Wie viel Zeit sollte man pro Insel einplanen? Ich empfehle für Oahu 3-5 Tage, für Kauai 4-5 Tage, für Maui 6-7 Tage und für Big Island 4-5 Tage. Bei weniger verfügbarer Zeit solltet ihr lieber eine Insel weglassen, statt die Zeit pro Insel zu sehr zu reduzieren.

Kann man auf Big Island wirklich fließende Lava sehen? Das hängt von der aktuellen Vulkanaktivität ab. Der Kīlauea ist zwar aktiv, aber nicht immer fließt Lava. Checkt vor eurer Reise den aktuellen Status des Hawaiʻi Volcanoes National Park online, um zu sehen, was gerade möglich ist.
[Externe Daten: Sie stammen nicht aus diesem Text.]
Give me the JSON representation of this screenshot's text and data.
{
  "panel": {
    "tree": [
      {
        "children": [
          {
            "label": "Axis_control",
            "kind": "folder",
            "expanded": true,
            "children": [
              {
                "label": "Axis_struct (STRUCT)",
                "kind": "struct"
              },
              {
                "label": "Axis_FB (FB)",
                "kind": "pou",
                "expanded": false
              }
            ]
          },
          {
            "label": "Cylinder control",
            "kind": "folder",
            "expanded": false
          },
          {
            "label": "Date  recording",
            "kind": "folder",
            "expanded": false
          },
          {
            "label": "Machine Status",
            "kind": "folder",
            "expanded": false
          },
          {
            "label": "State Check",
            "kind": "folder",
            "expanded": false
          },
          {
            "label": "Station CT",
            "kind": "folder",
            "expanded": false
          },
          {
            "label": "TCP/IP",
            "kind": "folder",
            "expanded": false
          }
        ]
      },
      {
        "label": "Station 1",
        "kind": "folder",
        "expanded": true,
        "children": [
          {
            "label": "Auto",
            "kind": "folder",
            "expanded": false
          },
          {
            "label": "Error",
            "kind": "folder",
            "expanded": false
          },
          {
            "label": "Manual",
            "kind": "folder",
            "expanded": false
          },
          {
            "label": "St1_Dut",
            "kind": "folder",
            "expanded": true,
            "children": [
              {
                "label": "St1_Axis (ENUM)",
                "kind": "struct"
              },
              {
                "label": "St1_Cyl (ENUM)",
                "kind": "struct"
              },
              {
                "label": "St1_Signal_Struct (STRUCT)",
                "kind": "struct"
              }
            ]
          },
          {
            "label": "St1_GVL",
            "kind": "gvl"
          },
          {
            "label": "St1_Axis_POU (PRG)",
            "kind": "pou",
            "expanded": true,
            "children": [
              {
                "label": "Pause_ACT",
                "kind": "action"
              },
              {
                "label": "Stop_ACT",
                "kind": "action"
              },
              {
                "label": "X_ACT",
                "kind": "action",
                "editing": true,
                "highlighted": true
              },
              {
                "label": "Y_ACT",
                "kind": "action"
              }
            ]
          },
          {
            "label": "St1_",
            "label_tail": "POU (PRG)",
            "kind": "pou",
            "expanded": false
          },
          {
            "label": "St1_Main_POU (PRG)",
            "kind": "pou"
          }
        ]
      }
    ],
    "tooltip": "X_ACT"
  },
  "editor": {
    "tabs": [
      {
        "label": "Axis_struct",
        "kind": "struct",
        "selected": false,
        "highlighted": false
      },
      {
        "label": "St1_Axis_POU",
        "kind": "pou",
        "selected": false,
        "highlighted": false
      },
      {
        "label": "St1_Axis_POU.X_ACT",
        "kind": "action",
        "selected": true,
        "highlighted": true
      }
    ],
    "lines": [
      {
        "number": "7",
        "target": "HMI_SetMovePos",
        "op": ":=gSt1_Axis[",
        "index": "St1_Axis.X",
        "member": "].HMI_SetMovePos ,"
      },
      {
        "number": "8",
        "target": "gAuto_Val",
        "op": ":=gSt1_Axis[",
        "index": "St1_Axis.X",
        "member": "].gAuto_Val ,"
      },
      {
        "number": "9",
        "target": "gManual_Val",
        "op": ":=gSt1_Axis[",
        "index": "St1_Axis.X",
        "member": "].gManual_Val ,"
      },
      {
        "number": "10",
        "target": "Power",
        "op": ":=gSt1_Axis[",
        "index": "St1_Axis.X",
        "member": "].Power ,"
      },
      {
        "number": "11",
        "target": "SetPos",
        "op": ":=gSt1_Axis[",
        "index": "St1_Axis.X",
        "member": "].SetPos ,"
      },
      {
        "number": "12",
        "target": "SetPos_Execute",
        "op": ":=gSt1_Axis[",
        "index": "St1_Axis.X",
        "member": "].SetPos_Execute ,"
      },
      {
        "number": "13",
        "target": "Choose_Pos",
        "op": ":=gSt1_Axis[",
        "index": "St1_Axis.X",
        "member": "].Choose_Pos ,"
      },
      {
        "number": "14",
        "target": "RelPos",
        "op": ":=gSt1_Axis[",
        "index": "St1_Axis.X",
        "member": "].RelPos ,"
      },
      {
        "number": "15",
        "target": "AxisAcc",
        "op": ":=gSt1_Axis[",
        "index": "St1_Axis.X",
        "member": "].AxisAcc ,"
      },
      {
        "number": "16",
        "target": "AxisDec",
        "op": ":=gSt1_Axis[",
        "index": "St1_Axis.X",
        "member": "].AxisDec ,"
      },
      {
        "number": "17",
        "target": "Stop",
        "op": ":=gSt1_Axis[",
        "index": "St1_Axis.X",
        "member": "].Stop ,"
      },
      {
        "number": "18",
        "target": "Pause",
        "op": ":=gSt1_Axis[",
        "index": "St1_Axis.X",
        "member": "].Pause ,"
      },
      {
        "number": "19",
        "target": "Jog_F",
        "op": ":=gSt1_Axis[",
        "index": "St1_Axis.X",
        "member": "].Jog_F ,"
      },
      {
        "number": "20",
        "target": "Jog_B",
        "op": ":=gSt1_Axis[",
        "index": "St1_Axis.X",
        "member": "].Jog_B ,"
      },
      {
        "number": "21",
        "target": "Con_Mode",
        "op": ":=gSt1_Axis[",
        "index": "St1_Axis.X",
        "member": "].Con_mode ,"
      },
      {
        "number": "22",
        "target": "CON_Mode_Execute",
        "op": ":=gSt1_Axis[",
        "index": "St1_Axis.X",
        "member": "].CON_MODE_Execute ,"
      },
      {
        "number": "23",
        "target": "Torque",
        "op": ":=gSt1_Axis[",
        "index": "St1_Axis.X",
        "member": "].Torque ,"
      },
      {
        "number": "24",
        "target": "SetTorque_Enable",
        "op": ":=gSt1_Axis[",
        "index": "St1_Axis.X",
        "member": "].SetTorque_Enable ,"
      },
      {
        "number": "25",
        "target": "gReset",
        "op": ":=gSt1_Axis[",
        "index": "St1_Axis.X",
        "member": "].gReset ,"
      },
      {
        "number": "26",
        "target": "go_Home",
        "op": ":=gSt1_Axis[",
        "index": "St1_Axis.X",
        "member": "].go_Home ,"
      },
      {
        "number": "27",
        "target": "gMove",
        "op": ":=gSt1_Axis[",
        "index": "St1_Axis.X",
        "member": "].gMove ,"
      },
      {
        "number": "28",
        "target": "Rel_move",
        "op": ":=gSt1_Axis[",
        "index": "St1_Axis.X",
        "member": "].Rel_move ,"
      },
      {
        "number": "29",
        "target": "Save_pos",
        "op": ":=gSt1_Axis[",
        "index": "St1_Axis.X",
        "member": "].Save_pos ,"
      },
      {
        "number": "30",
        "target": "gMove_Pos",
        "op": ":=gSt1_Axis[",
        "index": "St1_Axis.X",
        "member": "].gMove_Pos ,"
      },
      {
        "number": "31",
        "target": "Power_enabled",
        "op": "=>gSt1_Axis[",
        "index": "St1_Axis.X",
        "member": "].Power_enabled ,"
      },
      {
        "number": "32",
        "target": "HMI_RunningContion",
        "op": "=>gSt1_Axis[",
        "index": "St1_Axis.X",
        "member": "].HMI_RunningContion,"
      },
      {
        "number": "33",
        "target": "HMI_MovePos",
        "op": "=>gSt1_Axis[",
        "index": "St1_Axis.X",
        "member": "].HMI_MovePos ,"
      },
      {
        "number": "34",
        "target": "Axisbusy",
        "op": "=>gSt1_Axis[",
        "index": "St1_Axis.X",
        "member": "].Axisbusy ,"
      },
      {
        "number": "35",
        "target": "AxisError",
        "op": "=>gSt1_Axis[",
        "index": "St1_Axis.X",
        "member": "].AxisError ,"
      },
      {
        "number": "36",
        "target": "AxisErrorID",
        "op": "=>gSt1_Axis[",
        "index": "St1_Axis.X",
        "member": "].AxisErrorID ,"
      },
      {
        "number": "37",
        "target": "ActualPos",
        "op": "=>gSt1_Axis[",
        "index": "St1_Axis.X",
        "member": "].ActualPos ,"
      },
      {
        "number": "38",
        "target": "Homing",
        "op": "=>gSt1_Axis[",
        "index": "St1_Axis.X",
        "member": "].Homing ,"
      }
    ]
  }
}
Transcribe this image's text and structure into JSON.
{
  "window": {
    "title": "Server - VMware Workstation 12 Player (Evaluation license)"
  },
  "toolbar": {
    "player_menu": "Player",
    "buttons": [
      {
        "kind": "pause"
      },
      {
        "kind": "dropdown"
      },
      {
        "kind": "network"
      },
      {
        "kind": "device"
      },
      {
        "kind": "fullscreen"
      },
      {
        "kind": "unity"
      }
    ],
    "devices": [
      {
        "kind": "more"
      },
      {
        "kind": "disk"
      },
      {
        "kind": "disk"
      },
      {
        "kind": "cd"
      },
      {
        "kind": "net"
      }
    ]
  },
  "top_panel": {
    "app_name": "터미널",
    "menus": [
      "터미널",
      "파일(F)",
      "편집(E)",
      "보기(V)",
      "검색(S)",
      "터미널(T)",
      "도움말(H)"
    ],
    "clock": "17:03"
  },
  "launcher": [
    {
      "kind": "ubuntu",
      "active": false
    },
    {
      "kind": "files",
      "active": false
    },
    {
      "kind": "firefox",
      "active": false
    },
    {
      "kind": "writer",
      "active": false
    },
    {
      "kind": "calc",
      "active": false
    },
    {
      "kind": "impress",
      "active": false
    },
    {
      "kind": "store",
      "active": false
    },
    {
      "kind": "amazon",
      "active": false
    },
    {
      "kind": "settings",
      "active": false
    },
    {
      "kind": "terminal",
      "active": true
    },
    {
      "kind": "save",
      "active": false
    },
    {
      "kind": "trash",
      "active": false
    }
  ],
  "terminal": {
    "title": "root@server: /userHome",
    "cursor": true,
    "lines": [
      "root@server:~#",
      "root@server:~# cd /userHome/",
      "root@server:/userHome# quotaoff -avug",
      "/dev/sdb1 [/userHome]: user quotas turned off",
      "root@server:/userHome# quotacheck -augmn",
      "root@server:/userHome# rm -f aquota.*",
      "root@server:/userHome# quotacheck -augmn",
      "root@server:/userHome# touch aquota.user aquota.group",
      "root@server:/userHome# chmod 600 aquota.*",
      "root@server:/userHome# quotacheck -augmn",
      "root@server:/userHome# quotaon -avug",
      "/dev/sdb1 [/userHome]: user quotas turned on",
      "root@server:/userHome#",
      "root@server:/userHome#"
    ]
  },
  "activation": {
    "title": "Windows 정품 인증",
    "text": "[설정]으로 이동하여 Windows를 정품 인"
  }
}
Lohnt sich Inselhopping oder sollte man lieber auf einer Insel bleiben? Inselhopping lohnt sich definitiv, denn jede Insel ist komplett anders und bietet einzigartige Erlebnisse. Bei wenig Zeit gilt: Lieber 2 Inseln richtig erleben als 4 Inseln im Schnelldurchlauf.

Wie komme ich zwischen den Inseln hin und her? Mit dem Flugzeug über Hawaiian Airlines oder Southwest Airlines. Die Flüge dauern nur 30 bis 60 Minuten und kosten je nach Buchungszeitpunkt zwischen 50 und 150 Dollar pro Strecke.

Was ist das absolute Must-Do auf Hawaii? Der Sonnenaufgang auf dem Haleakalā auf Maui, die aktiven Vulkane im Hawaiʻi Volcanoes National Park auf Big Island, die dramatische Nāpali Coast auf Kauai und Schnorcheln in der Hanauma Bay auf Oahu gehören zu den absoluten Highlights, die ihr nicht verpassen solltet.